There is no reliable transportation infrastructure in the DRC, including road, rail, or air carriers certified in the DRC.

Exercise extreme caution if driving in the DRC. The incidence of road accidents is high. Road travel is dangerous due to poor road conditions, debris, poorly maintained vehicles and reckless driving. Do not Avoid travel after dark. During the rainy season, many roads may be impassable due to flooding and washouts.

You can be detained for taking pictures of public places and government buildings, including the international airport in Kinshasa. When passing a government installation during the raising or lowering of the DRC flag (about 7:30 am and 6:00 pm daily), pedestrians and traffic must stop. Anyone failing to stop can be detained.

Be aware that you could be arrested, detained or deported for activities that might not be considered crimes in your country of origin.

Curfews can be imposed at any time, without notice. Always follow the directions of local authorities.

Do not use ferry lines as methods of transportation; ferries are often overcrowded and do not meet safety standards.

Tourism facilities are virtually non-existent outside of Kinshasa and telephone communication is unreliable.
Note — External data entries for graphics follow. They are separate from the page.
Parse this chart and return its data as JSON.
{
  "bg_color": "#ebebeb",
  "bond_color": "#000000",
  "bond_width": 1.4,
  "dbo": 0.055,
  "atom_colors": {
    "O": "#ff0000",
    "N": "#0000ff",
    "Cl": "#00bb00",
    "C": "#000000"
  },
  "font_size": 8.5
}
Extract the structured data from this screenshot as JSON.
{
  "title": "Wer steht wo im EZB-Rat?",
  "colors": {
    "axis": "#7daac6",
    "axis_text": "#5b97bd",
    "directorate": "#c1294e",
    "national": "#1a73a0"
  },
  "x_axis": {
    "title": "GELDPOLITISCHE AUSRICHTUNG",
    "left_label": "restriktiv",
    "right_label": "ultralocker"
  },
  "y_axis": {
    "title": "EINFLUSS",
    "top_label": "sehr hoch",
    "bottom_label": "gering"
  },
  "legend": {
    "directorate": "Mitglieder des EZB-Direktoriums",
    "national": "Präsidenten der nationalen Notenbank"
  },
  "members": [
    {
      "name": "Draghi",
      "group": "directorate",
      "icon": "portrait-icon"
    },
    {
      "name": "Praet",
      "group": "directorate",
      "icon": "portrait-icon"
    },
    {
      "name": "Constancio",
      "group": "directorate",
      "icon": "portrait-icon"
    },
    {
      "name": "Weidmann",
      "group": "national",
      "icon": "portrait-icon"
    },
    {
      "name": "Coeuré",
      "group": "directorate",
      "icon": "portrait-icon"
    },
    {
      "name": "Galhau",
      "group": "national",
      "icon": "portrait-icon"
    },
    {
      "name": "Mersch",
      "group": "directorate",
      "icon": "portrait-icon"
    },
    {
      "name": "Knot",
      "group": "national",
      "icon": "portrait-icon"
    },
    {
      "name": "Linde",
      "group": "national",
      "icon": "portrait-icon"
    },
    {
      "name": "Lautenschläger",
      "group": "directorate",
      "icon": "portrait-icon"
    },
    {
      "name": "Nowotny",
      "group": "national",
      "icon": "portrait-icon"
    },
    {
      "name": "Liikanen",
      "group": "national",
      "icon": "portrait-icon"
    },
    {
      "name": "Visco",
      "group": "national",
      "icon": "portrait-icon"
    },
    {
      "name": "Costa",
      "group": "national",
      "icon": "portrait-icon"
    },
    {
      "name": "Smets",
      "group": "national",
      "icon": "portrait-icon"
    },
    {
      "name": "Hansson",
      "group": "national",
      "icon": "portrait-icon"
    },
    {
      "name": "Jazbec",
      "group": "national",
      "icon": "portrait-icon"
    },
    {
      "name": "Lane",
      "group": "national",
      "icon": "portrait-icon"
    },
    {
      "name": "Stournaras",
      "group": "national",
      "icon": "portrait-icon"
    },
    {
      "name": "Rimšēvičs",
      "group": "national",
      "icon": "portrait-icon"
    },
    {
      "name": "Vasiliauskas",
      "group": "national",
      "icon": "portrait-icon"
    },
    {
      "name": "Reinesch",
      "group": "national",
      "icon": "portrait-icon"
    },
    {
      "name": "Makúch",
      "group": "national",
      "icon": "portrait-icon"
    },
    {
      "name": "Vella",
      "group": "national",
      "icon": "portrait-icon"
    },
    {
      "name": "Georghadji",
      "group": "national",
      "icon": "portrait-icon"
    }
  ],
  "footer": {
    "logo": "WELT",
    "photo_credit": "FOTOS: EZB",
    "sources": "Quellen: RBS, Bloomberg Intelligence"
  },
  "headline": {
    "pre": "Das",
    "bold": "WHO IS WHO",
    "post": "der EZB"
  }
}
DRC is located in an active seismic zone and is, therefore, at risk of earthquakes. Volcanic eruptions are also common in some areas of the DRC.

Areas To Avoid

All travel to the DRC should be avoided due to ongoing political tensions, violent conflict, widespread crime and the presence of armed groups making the safety situation very volatile.

Extreme Violence

There is a high risk of violent crime, armed conflict and kidnapping in the DRC, including the risk of kidnapping aid workers.

Political Unrest

Violent political and ethnic demonstrations have occurred and people have been killed. To minimize safety risk, avoid all areas of public gatherings and protests and be particularly vigilant and cautious during periods of civil unrest.